Prof Dakin said financial support from the Fehl and Blake families and Essilor enabled the University to approach experienced optometrist Veeran Morar with an offer to run the van and supervise students in their work. A New Zealander, Mr Morar had been working on outreach programs in remote Australia and was ready to return home. He was the final piece of the puzzle.
“Once Veeran arrived, it finally became clear that this really was going to happen. The vehicle was commissioned, the equipment ordered and fitted, and livery designed to draw attention to the service we’re providing.
“It’s been an amazing effort, supported by so many arms of the University and it’s refreshing when a university can deliver a solution to a problem, rather than highlighting problems that need to be fixed.”
Importantly, he said, the bus is being welcomed by communities and is showing how mobile eye health services could make access to eye care more equitable. Additionally, it is providing a valuable contribution to the country’s knowledge of eye disease across different communities, which will support the work of Dr Ramke and provide leverage when advocating for more services in the future.
“While we can’t solve the entire problem (of an unmet need for eye care services) we are collecting evidence and we are demonstrating what can be done,” Prof Dakin said.
BUILT TO SCALE
With more philanthropic support, Prof Dakin hopes the concept can be scaled up, in line with the Fehl’s vision.
“This is a practical way we can make a difference to eye health.

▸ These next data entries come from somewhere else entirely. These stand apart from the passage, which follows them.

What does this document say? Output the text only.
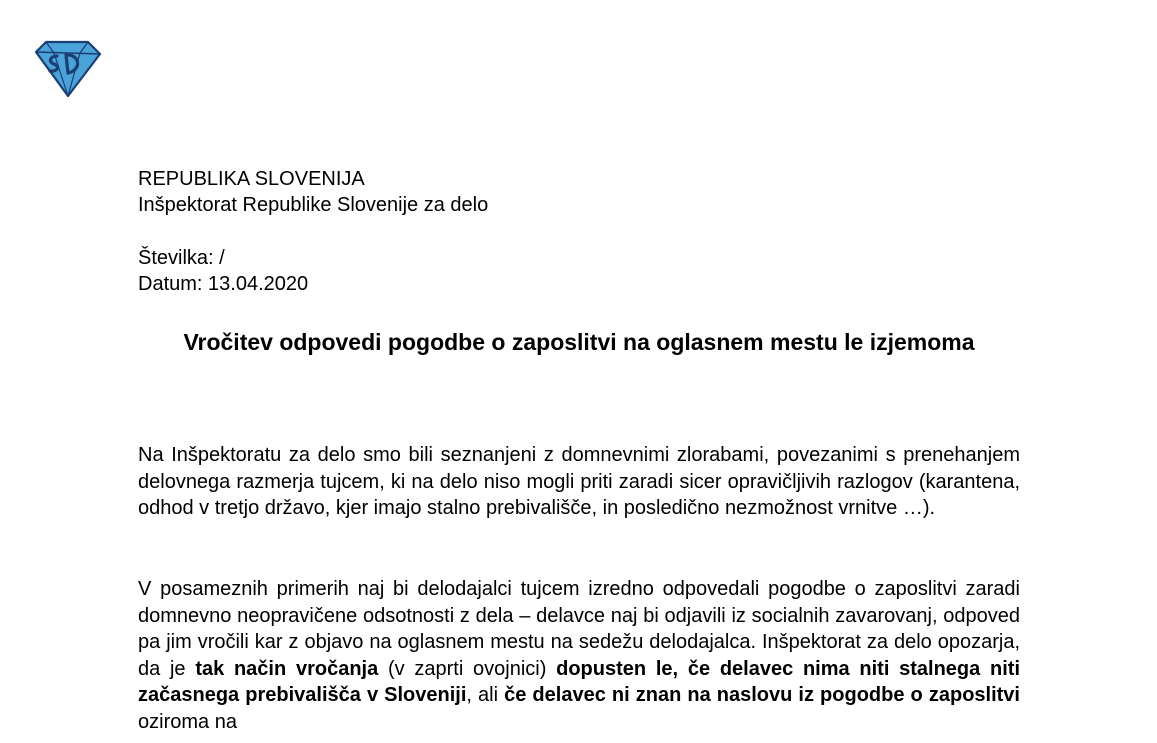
REPUBLIKA SLOVENIJA
Inšpektorat Republike Slovenije za delo
Številka: /
Datum: 13.04.2020
Vročitev odpovedi pogodbe o zaposlitvi na oglasnem mestu le izjemoma

Na Inšpektoratu za delo smo bili seznanjeni z domnevnimi zlorabami, povezanimi s prenehanjem delovnega razmerja tujcem, ki na delo niso mogli priti zaradi sicer opravičljivih razlogov (karantena, odhod v tretjo državo, kjer imajo stalno prebivališče, in posledično nezmožnost vrnitve …).

V posameznih primerih naj bi delodajalci tujcem izredno odpovedali pogodbe o zaposlitvi zaradi domnevno neopravičene odsotnosti z dela – delavce naj bi odjavili iz socialnih zavarovanj, odpoved pa jim vročili kar z objavo na oglasnem mestu na sedežu delodajalca. Inšpektorat za delo opozarja, da je tak način vročanja (v zaprti ovojnici) dopusten le, če delavec nima niti stalnega niti začasnega prebivališča v Sloveniji, ali če delavec ni znan na naslovu iz pogodbe o zaposlitvi oziroma na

We already have effective treatments for eye diseases – so rather than funding research into more treatments, let’s focus our efforts (and funding) on getting the treatments out there, into the communities.”

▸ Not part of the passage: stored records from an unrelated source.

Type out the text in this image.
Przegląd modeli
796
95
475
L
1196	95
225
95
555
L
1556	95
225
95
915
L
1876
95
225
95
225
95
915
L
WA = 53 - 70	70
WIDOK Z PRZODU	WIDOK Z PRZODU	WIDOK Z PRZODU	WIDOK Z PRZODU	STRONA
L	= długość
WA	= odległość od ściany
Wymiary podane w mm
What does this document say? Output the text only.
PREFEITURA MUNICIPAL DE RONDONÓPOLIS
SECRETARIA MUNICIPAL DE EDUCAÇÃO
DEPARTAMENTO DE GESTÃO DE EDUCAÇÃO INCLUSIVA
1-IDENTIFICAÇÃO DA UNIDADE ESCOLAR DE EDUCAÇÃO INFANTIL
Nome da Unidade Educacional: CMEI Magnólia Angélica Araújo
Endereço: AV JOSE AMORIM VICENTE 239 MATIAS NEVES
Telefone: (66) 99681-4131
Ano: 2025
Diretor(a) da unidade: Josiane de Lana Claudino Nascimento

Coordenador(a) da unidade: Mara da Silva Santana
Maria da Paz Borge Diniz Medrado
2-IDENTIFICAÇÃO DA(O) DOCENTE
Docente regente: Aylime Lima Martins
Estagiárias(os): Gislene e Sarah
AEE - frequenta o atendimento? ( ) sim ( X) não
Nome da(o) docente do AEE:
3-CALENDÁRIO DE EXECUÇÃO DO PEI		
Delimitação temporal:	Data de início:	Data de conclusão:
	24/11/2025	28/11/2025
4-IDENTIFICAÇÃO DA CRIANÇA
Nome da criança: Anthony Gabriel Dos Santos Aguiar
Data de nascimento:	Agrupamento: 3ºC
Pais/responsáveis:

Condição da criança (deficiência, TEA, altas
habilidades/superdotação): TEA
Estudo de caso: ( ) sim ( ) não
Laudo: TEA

Having launched the vision bus at an official event attended by the Vice Chancellor of The University of Auckland and New Zealand’s Governor General, Prof Dakin is keen to maintain his involvement.
“I stepped back as Head of School in April and while it is usual for Heads of School to take a break when they stand down, then pursue research, I am committed to continue my involvement with the bus.”
Acknowledging the influence Sir Richard Faull, Knight of NZ Order of Merit and Distinguished Professor of Clinical Anatomy and Medical Imaging, has had on his personal ambitions, Prof Dakin said, “I’ve now gained some experience with philanthropic projects and I’m excited about the opportunity to make a real impact. It’s all about community partnership and ensuring that philanthropy makes a difference to peoples’ vision, and ultimately, to the quality of their lives – that will be how I give back to the University.”